#  > OVERIGE FORA >  > FILMPJES >  >  "Carnaval" Hoogland

## Chapeau

Filmpjes van het onderstaande post:

http://www.forums.licht-geluid.nl/fo...ad.php?t=14448

http://www.licht-verhuur.nl/div/Hoogland/Hoogland_1.wmv
http://www.licht-verhuur.nl/div/Hoogland/Hoogland_2.wmv
http://www.licht-verhuur.nl/div/Hoogland/Hoogland_3.wmv
http://www.licht-verhuur.nl/div/Hoogland/Hoogland_4.wmv

----------


## Airwave

Wie of wat is die vervelende bierbak die daar toch altijd rondloopt?  :Big Grin:

----------


## CyberNBD

Dat zijn bierbekerprullebakken  :Big Grin:  
Paal op stoeptegel met links en rechts ervan een ronde koker waar precies een plastic bekertje in past, lekker makkelijk opruimen van lege bekertjes.  Bierbak erbovenopgeschroefd voor de herkenbaarheid en zichtbaarheid  :Stick Out Tongue:

----------


## Rookie

ziet der gezellig uit  :Smile:  mooie show maarja ik ben niet minder gewoon te zien. Welke artiesten waren er zowel. En k-3 spelen hmm  :Wink:  grtz

----------


## Jasper-Lichtbron

My ***... with all do respect: wat een zouteloze band zeg! Je kunt natuurlijk ook proberen om een beetje feest uit te stralen vanaf het podium, ipv als een zandzak je nummers eruit te drukken.

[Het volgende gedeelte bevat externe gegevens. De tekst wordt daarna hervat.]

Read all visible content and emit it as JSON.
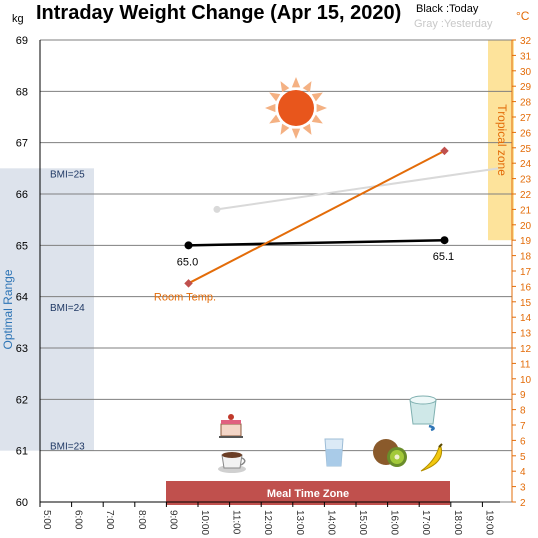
{
  "chart_data": {
    "type": "line",
    "title": "Intraday Weight Change (Apr 15, 2020)",
    "legend": {
      "today": "Black :Today",
      "yesterday": "Gray :Yesterday"
    },
    "y_left_unit": "kg",
    "y_right_unit": "°C",
    "ylim_left": [
      60,
      69
    ],
    "ylim_right": [
      2,
      32
    ],
    "x_ticks": [
      "5:00",
      "6:00",
      "7:00",
      "8:00",
      "9:00",
      "10:00",
      "11:00",
      "12:00",
      "13:00",
      "14:00",
      "15:00",
      "16:00",
      "17:00",
      "18:00",
      "19:00"
    ],
    "x_hours": [
      5,
      6,
      7,
      8,
      9,
      10,
      11,
      12,
      13,
      14,
      15,
      16,
      17,
      18,
      19
    ],
    "xlim_hours": [
      5,
      19.5
    ],
    "optimal_range": {
      "label": "Optimal Range",
      "ymin": 61,
      "ymax": 66.5,
      "color": "#dde3ec"
    },
    "bmi_labels": [
      {
        "label": "BMI=25",
        "y": 66.4
      },
      {
        "label": "BMI=24",
        "y": 63.8
      },
      {
        "label": "BMI=23",
        "y": 61.1
      }
    ],
    "tropical_zone": {
      "label": "Tropical zone",
      "tmin": 19,
      "tmax": 32,
      "color": "#fde39b"
    },
    "meal_time_zone": {
      "label": "Meal Time Zone",
      "start": 9,
      "end": 18,
      "color": "#c0504d"
    },
    "series": [
      {
        "name": "Today",
        "axis": "left",
        "color": "#000000",
        "x": [
          9.7,
          17.8
        ],
        "y": [
          65.0,
          65.1
        ],
        "labels": [
          "65.0",
          "65.1"
        ]
      },
      {
        "name": "Yesterday",
        "axis": "left",
        "color": "#d9d9d9",
        "x": [
          10.6,
          19.5
        ],
        "y": [
          65.7,
          66.5
        ]
      },
      {
        "name": "Room Temp.",
        "axis": "right",
        "color": "#e36c09",
        "x": [
          9.7,
          17.8
        ],
        "y": [
          16.2,
          24.8
        ]
      }
    ]
  },
  "colors": {
    "grid": "#7f7f7f",
    "right_axis": "#e36c09",
    "left_axis": "#000000"
  },
  "icons": [
    "sun-icon",
    "cake-icon",
    "coffee-cup-icon",
    "water-glass-icon",
    "kiwi-icon",
    "yogurt-icon",
    "banana-icon"
  ]
}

Laatste filmpje is overigens corrupt op het einde, en blauw gebruiken bij "walking on SUNshine" verdient geen punten  :Wink:

----------


## Baszza91

Hallo,

Filmpie 2 dat jochie dat het hele liedje zit te spelen met zijn mob  :Smile:   :Confused:   :Embarrassment:  . Had zeker geen zin om te zingen (groot gelijk heeft ie :Smile:   :Frown:  )

Greetzz en cheerss

----------


## daantje

hoogland rulezz ik kom er namelijk zelf vandaan. waar komen jullie vandaan? want ik herken de discobar ergens van. het ziet er strak uit verder alleen een beetje jammer van je tegenlicht maar erg leuk hoor.
grtz daniël
en als jullie denken die kunnen geen carnaval vieren dan hebben jullie het verkeerd. hoogland heeft namelijk de grootste vereniging van de boven de rivieren. het is maar dat je het weet :Big Grin:   :Wink:  
later

----------


## DJ.T

En toch blijf ik het in Hoogland maar een saaie bedoening vinden, na de grote optocht is het op straat helemaal uitgestorven, de kleine kroegjes zitten allemaal vol met mensen van 60/70+, enz. Iedereen gaat blijkbaar naar die grote zaal toe en daar is de sfeer toch gemiddeld.
Dan fiets ik toch liever vanuit Leusden naar Achterveld om daar Carnaval te vieren, daar leeft het op straat, zitten in 1 straat een hele hoop kroegjes en zaaltjes waar het overal gewoon ontzettend gezellig is met een gemengd publiek.  :Smile:

----------


## Dj-Sjors

> en blauw gebruiken bij "walking on SUNshine" verdient geen punten



zouden de gasten hier nou echt een probleem van maken dan  :Confused:  

Voor de rest vind ik de licht show niet echt flitsend maar dat is mijn mening.

----------


## dj empire

hoe heet het nummer wat bij het 1 filmpje bij 40 seconden gestard word?

----------


## LJmalcolm

> hoe heet het nummer wat bij het 1 filmpje bij 40 seconden gestard word?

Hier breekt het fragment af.